Cisco Unified MeetingPlace Template Cross-Site Scripting Vulnerability

Cisco Unified MeetingPlace versions prior to 5.3.235.0 contain a vulnerability that could allow an unauthenticated, remote attacker to conduct cross-site scripting attacks.

This vulnerability exists due to insufficient filtering of parameters by Cisco Unified MeetingPlace. An unauthenticated, remote attacker could exploit this vulnerability by convincing a user to follow a malicious link. When followed, the link could trigger the execution of arbitrary script code or HTML within a user’s browser session in the security context of the Cisco Unified MeetingPlace site.

Cisco confirmed this vulnerability in a security response and released updated software.

To exploit this vulnerability, an attacker must convince a user to follow a malicious URL, likely provided within an e-mail message.
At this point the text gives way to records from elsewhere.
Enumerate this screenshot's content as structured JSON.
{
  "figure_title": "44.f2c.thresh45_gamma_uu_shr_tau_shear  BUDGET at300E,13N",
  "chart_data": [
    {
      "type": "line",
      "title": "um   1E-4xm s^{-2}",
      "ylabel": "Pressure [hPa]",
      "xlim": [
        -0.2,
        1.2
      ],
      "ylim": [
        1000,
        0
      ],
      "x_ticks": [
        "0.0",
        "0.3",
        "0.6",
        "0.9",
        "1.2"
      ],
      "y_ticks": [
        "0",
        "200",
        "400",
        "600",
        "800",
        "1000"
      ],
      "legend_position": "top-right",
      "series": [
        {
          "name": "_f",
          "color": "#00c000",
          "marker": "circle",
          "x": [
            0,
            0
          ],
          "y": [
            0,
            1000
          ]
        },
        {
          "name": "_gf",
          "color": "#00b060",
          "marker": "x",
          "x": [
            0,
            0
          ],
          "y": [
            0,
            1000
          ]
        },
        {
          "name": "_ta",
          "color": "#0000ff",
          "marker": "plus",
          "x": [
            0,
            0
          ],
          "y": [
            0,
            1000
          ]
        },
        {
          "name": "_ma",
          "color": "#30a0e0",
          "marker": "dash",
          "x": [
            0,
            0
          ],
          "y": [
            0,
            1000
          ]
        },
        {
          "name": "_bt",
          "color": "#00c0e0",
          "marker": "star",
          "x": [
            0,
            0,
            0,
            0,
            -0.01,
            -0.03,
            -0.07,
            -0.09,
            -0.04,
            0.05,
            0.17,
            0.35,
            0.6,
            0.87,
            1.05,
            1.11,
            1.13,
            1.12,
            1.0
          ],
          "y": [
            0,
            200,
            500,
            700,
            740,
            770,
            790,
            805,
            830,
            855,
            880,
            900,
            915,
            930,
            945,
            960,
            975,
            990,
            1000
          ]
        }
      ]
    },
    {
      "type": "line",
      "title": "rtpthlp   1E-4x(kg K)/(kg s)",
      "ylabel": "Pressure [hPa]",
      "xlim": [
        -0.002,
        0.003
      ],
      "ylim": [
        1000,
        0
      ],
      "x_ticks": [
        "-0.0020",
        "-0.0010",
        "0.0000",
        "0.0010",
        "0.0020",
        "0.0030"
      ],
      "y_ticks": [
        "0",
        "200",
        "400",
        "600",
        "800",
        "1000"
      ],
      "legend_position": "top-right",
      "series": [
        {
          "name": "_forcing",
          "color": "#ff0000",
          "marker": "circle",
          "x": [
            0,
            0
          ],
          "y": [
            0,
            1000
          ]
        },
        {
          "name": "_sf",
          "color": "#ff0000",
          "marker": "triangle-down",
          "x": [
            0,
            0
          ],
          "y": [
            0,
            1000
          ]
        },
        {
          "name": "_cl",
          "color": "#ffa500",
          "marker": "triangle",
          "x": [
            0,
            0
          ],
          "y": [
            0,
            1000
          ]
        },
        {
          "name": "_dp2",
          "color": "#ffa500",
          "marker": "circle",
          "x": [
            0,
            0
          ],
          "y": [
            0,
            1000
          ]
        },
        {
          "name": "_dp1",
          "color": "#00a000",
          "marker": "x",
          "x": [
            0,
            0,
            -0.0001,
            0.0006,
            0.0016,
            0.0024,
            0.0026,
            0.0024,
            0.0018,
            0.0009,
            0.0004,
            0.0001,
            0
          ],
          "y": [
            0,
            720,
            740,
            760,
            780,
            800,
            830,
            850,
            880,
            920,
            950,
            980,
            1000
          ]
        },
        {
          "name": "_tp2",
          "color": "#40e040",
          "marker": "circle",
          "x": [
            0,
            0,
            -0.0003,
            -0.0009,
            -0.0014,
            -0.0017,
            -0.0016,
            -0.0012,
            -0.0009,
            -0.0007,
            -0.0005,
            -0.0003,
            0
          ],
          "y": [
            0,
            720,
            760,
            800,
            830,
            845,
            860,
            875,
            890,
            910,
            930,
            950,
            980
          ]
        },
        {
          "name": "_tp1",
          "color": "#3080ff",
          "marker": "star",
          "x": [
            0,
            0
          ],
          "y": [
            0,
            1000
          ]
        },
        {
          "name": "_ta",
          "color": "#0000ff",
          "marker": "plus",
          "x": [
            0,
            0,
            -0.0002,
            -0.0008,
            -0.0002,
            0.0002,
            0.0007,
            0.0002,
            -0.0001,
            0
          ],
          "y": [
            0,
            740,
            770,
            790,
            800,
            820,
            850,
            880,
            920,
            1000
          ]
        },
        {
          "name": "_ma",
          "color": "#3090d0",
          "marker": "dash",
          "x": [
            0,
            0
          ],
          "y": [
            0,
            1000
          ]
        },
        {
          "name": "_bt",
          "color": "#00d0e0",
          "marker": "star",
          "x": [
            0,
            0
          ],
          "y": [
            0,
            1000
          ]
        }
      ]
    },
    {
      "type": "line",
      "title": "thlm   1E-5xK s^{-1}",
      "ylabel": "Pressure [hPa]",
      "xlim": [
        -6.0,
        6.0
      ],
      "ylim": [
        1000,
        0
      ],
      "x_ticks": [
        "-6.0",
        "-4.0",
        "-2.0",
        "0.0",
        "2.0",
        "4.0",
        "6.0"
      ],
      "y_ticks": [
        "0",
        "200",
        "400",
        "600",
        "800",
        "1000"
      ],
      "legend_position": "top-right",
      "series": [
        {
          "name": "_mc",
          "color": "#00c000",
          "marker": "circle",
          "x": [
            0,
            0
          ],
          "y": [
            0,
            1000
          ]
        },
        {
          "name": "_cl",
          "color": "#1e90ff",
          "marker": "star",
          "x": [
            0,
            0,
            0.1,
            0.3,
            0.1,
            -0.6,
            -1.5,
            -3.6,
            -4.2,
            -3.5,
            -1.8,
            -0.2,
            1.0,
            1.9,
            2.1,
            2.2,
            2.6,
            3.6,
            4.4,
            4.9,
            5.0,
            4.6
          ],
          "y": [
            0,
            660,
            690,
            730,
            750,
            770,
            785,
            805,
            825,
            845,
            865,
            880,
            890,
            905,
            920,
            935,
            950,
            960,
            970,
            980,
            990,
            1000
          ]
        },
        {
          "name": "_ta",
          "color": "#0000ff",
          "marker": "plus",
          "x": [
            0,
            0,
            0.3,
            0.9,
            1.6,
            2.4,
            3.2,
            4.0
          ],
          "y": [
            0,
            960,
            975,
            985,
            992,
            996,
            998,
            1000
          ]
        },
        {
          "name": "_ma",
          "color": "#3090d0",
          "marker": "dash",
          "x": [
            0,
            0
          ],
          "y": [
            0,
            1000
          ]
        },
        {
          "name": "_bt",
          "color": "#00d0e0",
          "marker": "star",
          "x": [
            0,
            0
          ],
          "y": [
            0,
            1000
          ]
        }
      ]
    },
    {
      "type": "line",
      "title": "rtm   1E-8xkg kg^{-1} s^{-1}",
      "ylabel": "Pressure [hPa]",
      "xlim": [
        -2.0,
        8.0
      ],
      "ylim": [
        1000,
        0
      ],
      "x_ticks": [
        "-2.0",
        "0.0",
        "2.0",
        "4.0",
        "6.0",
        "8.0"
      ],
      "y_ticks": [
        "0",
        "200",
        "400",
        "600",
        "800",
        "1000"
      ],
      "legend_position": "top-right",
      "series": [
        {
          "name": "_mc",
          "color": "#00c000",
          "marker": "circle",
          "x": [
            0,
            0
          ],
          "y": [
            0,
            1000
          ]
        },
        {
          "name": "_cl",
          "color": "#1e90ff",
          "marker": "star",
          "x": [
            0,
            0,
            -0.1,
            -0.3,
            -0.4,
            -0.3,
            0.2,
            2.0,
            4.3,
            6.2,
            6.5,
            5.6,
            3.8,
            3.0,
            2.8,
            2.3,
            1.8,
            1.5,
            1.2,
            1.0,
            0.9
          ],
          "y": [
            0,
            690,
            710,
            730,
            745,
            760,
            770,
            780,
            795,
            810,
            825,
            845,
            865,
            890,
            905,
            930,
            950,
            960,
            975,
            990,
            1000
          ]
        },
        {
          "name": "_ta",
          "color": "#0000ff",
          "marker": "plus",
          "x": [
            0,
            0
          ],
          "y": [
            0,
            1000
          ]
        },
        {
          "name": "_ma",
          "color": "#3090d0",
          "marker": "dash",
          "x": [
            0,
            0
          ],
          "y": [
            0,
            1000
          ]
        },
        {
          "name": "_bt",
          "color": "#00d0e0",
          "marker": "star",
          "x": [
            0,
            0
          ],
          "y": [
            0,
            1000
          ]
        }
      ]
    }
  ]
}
Prior to an exploit, the user must have a valid, logged-in session to the affected application or log in as part of an exploit attempt. As a result of successful exploitation, the attacker could execute arbitrary script code in the user’s browser session within the Cisco Unified MeetingPlace application. An exploit could allow the attacker to gain access to sensitive browser-based information or possibly take actions on the affected site as the user.

Software versions 5.3.333.0 and later have been corrected to return a properly formatted XML message.